Легенды Крыма (страница 2)

Страница 2

Зарычал цыган и всадил отравленный кинжал по самую рукоять между лопаток обезумевшего Мемета.

А из бани доносился вопль молодого голоса. «Будет потеха, будет хорошо сегодня», – подумал цыган и, шатаясь, пошел к бане.

В невыносимом чаду Шайтан душил распростертую на полу нагую девушку, и та трепетала в последних судорогах.

– Бери теперь, если хочешь!

Обхватил цыган девушку железными руками, прижался к ней… и узнал дочь…

– Згне! – крикнул он не своим голосом слово заклятья.

И исчез Шайтан. Помнил уговор с Османом. Только раз цыган скажет это слово, и только раз сатана подчинится ему.

– Воды, воды, отец!

Бросился Осман к гроту, а грот весь клубился удушливыми серными парами. И не мог пройти к воде Осман. Не знал второго слова заклятья. Упал и испустил дух.

Поутру проезжие татары нашли на дороге три трупа и похоронили их у стен развалившейся за ночь бани.

– Чертова Баня, – назвал с тех пор народ это место.

И я хорошо помню, как в детстве, проезжая мимо грота, наши лошади пугались и храпели.

Не верьте, если вам скажут: нет Шайтана. Есть Аллах – есть Шайтан. Когда уходит свет – приходит тень.

Пояснения

Легенду рассказывал мне местный помещик Мефодий Николаевич Казаков, со слов отузских татар. Кадык-койская будка расположена на 23-й версте по шоссе из Феодосии на Судак. На бугре против будки виден след развалин Шайтаны-хаман. Раньше, до проведения шоссе, видны были развалины стен и печи. Шагах в тридцати от будки находится укрытый в лесняке красивый горный грот с чудной студеной водой. Шайтан – дух зла, изгнанный Аллахом из сонма ангелов за то, что он не хотел поклониться Адаму. С тех пор Шайтан мстит человеческому роду, толкая его на все, противное заповедям Аллаха. Курбан-байрам – праздник жертвоприношения. Он празднуется в течение четырех дней в двенадцатом лунном месяце года. К этому празднику каждый татарин запасается жертвенной овцой, которую в день праздника закалывает после молитвы муллы. Шкура и лучшая часть овцы идет мулле, кусок баранины – бедным, а остальное на дом. Татарин верит, что душа невинного жертвенного животного поможет душе жертвователя войти в обитель вечной отрады. Как известно, Магомет ввел этот вид жертвоприношения взамен существовавшего у арабов жертвоприношения детей. Ага – чиновное, должностное лицо. Имам – мулла, священник.

Шайтан и кизиль

Татарское поверье

В Отузах есть поверье – в том году, когда по осени уродится кизиль, быть холодной зиме.
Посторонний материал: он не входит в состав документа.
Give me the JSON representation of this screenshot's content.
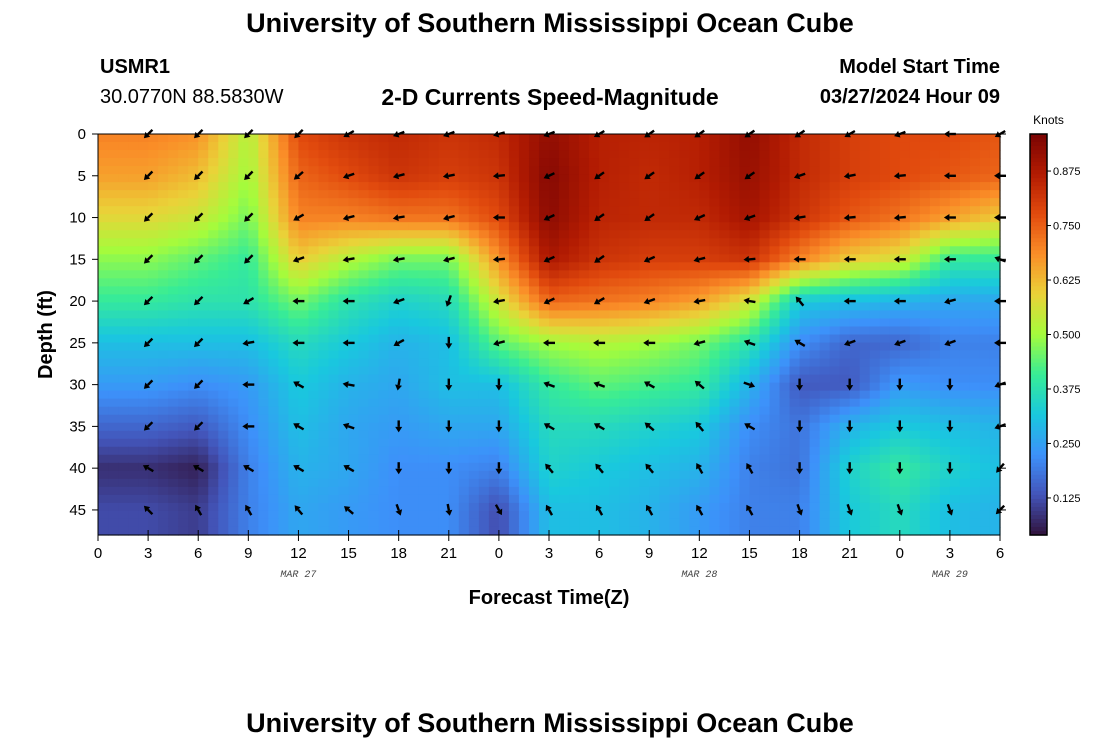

И доказывают это примерами, которые у всех на памяти.

А старики объясняют, почему это так.

Когда Аллах, сотворивший мир, окончил свою работу, на земле настала весна, и почки деревьев в саду земного рая стали одна за другой распускаться.

Потянулась к ним вся живущая тварь, и увидел Аллах, что необходимо установить порядок. Позвал Он всех к Себе и велел каждому выбрать какое-нибудь одно дерево или цветок, чтобы потом только им и пользоваться и не ссориться с другими.

Одни просили одно, другие – другое. Стал просить и Шайтан.

– Подумал, Шайтан? – спросил Аллах.

– Подумал, – сказал, скривив хитрым глазом, нечистый.

– Ну и что же ты выбрал?

– Кизиль.

– Кизиль! Почему кизиль?

– Так, – не хотел сказать правды Шайтан.

– Хорошо, бери себе кизиль, – усмехнулся Аллах.

Весело запрыгал Шайтан, завилял хвостом сразу в обе стороны. Всех надул. Кизиль первым зацвел из деревьев, значит, раньше других созреет его фрукта. Первая фрукта будет всегда самая дорогая; повезет он свой кизиль на базар, хорошо продаст, дороже всех других фрукт.

Настало лето, начали поспевать плоды: черешни, вишни, абрикосы, персики, яблоки и груши, а кизиль все не спеет. Твердый и зеленый. Чешет затылок Шайтан, злится.

– Поспевай скорей.

Не спеет кизиль.

Стал он дуть на ягоду; как пламя, красным стал кизиль, но по-прежнему твердый и кислый.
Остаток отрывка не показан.